May 15th, 2014 9:21am

I have been through two, and now need to go again to please the insurance company.

My TBI was over a decade ago, and I did well for a while. Problems (noise sensitivity, transposing numbers...) have re-emerged.

The first Dr. was very good and went over the results with me. The second Dr. got upset when I asked if the high doses of three medications (4,000mg/day gabapentin, 300mg/day tegretol, and 200mg/day lexapro) I was taking could affect the results. She didn't know the common side effects, so in her review said I needed to 'pick himself up by the bootstraps". She was obviously upset when I asked if she knew the side effects. so she stated I have borderline personality disorder; no other Dr. agrees with her.

Pity the patient can't evaluate the administrator of the exam!

Now I am having problems again, and dread being judged by someone who's aim is to to prevent insurance claims. My problems are real, I am motivated to return to work, but find the healthcare system severely lacking for TBI injuries.

Apr 14th, 2014 2:42pm

Same thing happened to me, and I'm not lying. I can't run my own company since the car accident and I'm losing money but can't do anything about it.
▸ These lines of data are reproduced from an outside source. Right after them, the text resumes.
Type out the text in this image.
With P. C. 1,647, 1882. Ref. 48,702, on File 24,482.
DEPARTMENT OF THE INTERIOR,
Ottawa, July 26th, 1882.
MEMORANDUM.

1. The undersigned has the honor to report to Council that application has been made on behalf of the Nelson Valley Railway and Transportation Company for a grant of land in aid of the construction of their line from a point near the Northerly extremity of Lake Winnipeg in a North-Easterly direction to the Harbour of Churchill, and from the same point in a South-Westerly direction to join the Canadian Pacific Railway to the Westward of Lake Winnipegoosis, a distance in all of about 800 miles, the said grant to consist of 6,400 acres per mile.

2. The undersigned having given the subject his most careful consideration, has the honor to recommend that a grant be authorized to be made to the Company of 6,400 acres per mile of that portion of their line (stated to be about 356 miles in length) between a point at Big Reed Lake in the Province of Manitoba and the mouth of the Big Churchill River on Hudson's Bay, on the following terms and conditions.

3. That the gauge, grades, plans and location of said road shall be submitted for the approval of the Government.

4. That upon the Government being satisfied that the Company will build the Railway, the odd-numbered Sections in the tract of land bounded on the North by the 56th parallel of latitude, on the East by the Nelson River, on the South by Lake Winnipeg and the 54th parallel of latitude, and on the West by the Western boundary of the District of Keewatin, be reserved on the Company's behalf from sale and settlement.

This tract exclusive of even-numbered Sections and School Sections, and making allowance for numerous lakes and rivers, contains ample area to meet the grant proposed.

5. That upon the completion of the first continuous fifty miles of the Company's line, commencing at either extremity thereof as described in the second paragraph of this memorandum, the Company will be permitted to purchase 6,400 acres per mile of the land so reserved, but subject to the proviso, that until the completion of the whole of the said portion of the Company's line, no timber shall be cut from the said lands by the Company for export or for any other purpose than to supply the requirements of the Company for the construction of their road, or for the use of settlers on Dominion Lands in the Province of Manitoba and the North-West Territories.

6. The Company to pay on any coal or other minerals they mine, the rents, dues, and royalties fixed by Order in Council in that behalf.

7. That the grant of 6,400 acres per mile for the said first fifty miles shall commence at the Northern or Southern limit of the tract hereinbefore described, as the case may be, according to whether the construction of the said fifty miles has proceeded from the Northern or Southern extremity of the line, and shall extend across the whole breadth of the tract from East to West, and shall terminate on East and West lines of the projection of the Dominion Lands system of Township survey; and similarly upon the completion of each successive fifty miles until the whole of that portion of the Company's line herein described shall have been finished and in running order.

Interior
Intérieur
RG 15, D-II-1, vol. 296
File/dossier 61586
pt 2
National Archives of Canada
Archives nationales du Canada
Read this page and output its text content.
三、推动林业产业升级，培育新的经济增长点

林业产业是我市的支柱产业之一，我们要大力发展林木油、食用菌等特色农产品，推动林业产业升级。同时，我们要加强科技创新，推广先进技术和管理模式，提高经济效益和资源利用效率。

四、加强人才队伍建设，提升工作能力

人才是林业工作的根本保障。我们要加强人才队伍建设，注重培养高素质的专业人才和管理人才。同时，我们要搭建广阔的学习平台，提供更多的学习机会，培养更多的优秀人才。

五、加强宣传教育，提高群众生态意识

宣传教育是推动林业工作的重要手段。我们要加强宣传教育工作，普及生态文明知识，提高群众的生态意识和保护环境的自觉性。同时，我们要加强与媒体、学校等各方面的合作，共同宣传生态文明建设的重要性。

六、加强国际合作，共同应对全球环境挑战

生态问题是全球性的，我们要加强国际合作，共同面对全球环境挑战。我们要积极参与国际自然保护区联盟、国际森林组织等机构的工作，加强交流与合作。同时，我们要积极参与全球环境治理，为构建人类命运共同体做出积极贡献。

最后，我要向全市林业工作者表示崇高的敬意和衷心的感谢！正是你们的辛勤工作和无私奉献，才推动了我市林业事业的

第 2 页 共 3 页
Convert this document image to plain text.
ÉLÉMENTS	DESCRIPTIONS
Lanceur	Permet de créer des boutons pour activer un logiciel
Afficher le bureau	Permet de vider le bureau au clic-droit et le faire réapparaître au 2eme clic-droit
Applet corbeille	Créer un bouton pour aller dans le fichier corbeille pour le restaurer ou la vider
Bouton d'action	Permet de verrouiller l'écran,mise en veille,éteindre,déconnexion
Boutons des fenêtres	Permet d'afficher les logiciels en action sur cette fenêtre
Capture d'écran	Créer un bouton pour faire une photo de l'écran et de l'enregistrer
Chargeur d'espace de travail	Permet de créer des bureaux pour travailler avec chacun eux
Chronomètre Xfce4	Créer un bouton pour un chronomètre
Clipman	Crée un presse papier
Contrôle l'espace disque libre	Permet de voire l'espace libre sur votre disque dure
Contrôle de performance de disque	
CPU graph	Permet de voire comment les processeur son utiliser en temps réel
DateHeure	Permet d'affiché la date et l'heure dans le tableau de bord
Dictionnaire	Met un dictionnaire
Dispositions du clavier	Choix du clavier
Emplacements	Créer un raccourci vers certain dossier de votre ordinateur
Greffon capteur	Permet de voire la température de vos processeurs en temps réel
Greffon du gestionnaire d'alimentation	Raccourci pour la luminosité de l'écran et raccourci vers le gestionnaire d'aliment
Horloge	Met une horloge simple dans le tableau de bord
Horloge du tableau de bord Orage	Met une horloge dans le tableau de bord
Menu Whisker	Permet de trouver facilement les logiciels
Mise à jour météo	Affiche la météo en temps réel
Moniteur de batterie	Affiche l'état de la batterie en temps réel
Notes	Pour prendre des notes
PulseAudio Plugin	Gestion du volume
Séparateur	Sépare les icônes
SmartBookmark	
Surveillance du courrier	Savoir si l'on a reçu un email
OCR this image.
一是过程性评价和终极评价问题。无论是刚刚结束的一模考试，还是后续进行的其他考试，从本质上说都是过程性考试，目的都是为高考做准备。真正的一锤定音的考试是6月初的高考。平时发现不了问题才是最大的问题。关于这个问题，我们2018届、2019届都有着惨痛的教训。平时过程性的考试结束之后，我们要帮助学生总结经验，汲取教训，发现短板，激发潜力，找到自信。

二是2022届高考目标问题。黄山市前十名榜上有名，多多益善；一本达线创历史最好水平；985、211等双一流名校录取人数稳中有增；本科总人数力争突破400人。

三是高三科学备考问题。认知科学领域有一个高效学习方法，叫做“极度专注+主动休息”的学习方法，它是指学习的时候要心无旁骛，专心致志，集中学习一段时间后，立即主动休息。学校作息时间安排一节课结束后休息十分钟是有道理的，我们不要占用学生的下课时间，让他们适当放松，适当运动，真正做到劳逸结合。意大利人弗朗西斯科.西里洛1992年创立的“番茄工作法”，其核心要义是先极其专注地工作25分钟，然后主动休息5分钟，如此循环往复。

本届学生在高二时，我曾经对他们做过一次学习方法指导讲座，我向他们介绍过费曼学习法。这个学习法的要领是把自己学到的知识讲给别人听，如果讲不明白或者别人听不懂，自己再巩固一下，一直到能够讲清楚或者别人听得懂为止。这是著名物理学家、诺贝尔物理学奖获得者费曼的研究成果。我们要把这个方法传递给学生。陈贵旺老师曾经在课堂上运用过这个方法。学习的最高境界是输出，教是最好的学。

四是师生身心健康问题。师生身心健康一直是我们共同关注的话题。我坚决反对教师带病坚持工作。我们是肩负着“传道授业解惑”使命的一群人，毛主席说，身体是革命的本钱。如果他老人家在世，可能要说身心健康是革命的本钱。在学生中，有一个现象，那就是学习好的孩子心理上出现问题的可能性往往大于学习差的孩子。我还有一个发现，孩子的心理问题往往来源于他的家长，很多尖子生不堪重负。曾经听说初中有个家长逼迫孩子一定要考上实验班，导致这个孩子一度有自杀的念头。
I don't know how to get better by myself.

May 13th, 2013 7:50am

According to the Dr.'s my grandson passes these tests in the normal range,when administered in a dark room, undisturbed, however he still has a total personality change, extreme headaches when subjected to lights, confusion etc, and appears to be unable to function in relationships etc. Can this be? he received a very high impact kick to the head over a year ago.

Dec 16th, 2012 2:02pm

My husband was hit by a car while riding a bike. He went through this battery of tests and they said he was faking. He is dyslexic AND has right/left dyslexia. Part of the test involves left/right questions. The person giving the test yelled at "don't you know your right from your left?" He never answered that, just kept trying. The results infuriated me.